A worthy goal would be to become familiar with the Christian counselors around us who have been helpful to people we know, and offer to subsidize that care. Also, if we know people who receive formal secular care, we can give them opportunities to reframe their care with Scripture. This offer could be as simple as asking someone how we can pray for them and their counseling. Prayer is a natural way that we connect troubles in daily life to Christ, and it takes us to those deep matters of the soul that can be reached only in Christ.
The Care All Christians Need
It’s important to remember that all of us receive “secular care” for our souls from neighbors, the Internet, advertising, movies, music — the list goes on.

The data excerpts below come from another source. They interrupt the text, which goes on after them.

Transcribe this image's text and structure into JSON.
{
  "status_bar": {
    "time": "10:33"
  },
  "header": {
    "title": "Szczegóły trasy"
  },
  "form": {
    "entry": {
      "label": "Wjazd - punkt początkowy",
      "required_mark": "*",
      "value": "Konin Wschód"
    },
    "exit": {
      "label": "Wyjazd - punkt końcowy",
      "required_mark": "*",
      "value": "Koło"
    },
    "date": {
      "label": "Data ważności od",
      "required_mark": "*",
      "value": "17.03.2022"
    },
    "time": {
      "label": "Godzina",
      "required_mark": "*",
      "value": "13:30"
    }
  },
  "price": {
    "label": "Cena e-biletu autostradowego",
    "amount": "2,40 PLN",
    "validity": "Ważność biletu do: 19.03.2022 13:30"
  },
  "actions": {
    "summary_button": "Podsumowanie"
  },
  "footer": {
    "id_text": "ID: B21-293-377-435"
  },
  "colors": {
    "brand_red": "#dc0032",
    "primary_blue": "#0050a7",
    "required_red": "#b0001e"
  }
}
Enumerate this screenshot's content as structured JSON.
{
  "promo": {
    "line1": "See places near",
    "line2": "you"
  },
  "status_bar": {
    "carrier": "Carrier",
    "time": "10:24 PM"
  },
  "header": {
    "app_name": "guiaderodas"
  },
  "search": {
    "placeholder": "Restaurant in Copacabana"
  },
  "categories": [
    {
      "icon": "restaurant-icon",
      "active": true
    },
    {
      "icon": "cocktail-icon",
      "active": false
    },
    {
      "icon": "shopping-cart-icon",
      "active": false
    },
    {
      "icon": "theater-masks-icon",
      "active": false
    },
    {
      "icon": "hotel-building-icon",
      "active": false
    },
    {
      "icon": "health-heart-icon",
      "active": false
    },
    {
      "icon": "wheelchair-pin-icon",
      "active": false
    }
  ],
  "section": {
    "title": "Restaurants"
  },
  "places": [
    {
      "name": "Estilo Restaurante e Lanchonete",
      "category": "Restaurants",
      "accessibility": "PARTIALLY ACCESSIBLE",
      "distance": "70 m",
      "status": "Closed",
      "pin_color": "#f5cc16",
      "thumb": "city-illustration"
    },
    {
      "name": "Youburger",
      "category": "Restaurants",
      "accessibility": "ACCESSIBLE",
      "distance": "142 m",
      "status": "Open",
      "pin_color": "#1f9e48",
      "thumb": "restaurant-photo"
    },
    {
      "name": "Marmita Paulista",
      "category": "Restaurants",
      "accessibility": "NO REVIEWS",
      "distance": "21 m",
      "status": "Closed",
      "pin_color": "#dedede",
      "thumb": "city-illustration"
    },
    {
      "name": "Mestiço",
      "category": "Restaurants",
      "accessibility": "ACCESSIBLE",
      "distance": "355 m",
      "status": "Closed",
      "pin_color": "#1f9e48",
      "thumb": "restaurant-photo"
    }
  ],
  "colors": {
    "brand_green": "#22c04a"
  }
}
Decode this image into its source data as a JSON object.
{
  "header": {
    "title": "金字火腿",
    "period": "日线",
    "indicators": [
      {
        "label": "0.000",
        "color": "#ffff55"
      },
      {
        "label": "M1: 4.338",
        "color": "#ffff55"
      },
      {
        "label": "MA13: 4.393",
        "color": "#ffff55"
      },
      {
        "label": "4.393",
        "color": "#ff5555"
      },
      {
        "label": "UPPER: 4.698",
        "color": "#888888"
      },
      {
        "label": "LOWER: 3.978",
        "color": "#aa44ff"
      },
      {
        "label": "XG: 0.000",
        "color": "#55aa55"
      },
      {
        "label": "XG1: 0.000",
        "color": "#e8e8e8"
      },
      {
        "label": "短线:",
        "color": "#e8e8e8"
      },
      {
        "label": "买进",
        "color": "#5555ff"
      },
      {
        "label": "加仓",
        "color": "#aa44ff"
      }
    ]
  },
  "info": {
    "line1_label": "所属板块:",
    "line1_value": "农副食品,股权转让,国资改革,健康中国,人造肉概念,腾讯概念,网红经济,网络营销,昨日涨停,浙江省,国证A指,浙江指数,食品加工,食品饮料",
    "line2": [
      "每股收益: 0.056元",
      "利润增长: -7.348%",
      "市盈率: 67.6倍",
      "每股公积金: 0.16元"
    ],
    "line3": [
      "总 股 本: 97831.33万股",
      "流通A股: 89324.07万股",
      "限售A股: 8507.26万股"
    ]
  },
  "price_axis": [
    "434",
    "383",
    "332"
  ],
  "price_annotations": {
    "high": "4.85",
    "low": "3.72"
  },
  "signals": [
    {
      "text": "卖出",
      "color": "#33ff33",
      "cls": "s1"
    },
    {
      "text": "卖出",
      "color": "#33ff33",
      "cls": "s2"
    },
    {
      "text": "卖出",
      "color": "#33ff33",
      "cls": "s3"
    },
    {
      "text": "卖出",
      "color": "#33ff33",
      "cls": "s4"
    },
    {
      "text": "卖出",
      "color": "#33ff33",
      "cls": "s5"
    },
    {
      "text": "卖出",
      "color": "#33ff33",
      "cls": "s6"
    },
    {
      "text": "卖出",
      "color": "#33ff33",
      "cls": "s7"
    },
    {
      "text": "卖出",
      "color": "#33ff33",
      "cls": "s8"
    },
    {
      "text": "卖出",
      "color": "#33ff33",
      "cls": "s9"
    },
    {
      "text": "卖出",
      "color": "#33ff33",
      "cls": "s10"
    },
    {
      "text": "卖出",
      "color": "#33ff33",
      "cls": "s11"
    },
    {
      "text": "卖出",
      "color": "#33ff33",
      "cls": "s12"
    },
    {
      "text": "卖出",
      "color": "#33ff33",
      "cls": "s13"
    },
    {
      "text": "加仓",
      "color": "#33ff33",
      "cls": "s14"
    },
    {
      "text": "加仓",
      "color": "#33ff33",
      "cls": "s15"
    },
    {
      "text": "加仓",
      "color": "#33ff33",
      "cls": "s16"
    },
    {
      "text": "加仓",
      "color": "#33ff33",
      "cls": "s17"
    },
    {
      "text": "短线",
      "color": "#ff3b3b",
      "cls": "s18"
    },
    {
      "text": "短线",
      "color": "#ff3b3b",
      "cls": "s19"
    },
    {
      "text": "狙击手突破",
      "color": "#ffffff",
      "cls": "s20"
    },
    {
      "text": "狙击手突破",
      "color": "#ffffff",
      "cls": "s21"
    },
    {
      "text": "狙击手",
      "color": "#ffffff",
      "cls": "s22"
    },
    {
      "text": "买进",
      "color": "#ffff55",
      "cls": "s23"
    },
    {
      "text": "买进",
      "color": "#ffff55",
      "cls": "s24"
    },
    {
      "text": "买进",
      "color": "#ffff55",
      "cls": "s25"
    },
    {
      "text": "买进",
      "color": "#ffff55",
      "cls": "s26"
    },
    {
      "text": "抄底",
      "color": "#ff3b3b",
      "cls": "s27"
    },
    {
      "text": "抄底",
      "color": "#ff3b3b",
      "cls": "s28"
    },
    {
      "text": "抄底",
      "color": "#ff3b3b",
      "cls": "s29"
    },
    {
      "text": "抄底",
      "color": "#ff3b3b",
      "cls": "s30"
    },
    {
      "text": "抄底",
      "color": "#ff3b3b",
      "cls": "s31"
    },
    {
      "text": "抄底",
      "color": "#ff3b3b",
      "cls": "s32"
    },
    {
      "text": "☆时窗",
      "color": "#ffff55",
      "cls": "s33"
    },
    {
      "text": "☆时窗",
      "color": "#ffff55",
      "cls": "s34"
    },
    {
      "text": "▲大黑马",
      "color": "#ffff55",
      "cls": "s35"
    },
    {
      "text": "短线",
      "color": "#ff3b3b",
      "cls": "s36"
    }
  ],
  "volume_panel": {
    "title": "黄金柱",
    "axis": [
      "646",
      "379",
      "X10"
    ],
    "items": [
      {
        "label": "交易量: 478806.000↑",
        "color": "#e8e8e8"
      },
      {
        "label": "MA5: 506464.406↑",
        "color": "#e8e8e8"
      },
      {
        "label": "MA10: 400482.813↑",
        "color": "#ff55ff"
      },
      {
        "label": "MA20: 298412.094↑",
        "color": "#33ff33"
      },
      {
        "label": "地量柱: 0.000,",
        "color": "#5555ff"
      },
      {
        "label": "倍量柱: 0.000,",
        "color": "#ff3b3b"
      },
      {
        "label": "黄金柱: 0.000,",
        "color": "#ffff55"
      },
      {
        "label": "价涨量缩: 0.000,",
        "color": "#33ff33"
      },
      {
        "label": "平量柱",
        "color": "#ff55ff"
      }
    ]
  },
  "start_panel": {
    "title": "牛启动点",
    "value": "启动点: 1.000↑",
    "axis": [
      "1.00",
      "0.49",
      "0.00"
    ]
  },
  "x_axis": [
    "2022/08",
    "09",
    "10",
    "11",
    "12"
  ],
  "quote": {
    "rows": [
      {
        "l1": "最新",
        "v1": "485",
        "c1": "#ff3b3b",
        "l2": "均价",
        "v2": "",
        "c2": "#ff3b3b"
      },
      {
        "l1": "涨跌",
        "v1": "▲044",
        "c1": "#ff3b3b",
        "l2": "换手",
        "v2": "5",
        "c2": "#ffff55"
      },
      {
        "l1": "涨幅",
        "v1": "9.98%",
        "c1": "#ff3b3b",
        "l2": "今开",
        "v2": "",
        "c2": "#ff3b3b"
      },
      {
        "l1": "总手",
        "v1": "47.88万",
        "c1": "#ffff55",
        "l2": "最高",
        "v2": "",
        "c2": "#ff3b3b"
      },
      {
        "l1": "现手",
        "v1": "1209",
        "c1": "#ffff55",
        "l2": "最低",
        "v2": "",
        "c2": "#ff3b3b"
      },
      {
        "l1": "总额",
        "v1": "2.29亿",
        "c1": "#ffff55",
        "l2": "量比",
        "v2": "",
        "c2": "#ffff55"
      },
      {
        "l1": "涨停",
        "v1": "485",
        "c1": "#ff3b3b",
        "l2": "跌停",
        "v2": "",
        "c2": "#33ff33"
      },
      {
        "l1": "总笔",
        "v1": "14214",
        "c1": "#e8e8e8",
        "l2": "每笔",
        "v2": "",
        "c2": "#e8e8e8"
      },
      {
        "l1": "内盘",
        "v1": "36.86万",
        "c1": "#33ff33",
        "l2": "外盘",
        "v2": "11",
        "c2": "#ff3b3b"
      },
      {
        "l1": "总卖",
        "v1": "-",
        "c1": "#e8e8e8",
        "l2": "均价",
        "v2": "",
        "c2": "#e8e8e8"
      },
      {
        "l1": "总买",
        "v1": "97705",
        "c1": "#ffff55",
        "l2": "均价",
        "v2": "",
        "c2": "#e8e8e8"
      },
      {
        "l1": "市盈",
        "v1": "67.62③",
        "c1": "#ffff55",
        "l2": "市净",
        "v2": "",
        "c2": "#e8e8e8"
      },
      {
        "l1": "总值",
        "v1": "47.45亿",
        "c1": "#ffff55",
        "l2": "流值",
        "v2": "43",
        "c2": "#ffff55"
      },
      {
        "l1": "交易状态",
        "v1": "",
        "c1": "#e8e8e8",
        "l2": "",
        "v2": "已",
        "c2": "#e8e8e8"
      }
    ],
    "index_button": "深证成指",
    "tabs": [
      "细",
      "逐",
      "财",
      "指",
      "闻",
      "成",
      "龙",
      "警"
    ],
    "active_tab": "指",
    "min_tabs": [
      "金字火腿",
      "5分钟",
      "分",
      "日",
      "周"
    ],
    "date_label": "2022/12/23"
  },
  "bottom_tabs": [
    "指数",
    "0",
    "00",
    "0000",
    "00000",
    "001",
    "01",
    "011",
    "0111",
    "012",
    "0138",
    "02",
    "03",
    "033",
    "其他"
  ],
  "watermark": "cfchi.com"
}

In a sense, we’re all listening to secular priests, and our corporate mission is to bring everything back into God’s house, where we can see its wisdom or folly clearly. Even more, we listen to Scripture and search together to see how God’s words in Christ go deeper and are more liberating and life-giving than even the best of what we hear in the world around us.
And so, prodded perhaps by secular therapists who listen well, we carefully listen to the troubles of people’s lives so that they feel known, and we also carefully listen to Scripture until God’s words sound as good, true, and beautiful as they are. Consider the counsel of J.I. Packer:
As a Puritan once put it, the pastor must study two books, not just one. Certainly, he must know the book of Scripture. . . . He must also be a master in reading the book of the human heart. He must know men no less well than he knows his Bible.4
The task is not easy, but it can be accomplished in small steps: mature laypeople take initiative in “the work of ministry” (Ephesians 4:12), sermons make connections to trauma and other common struggles, Christian counselors have a person’s soul and life-before-God always in view, and we all insist that Christ reach into every dark or uncharted recess of the human heart with words that speak life in a way unlike any other.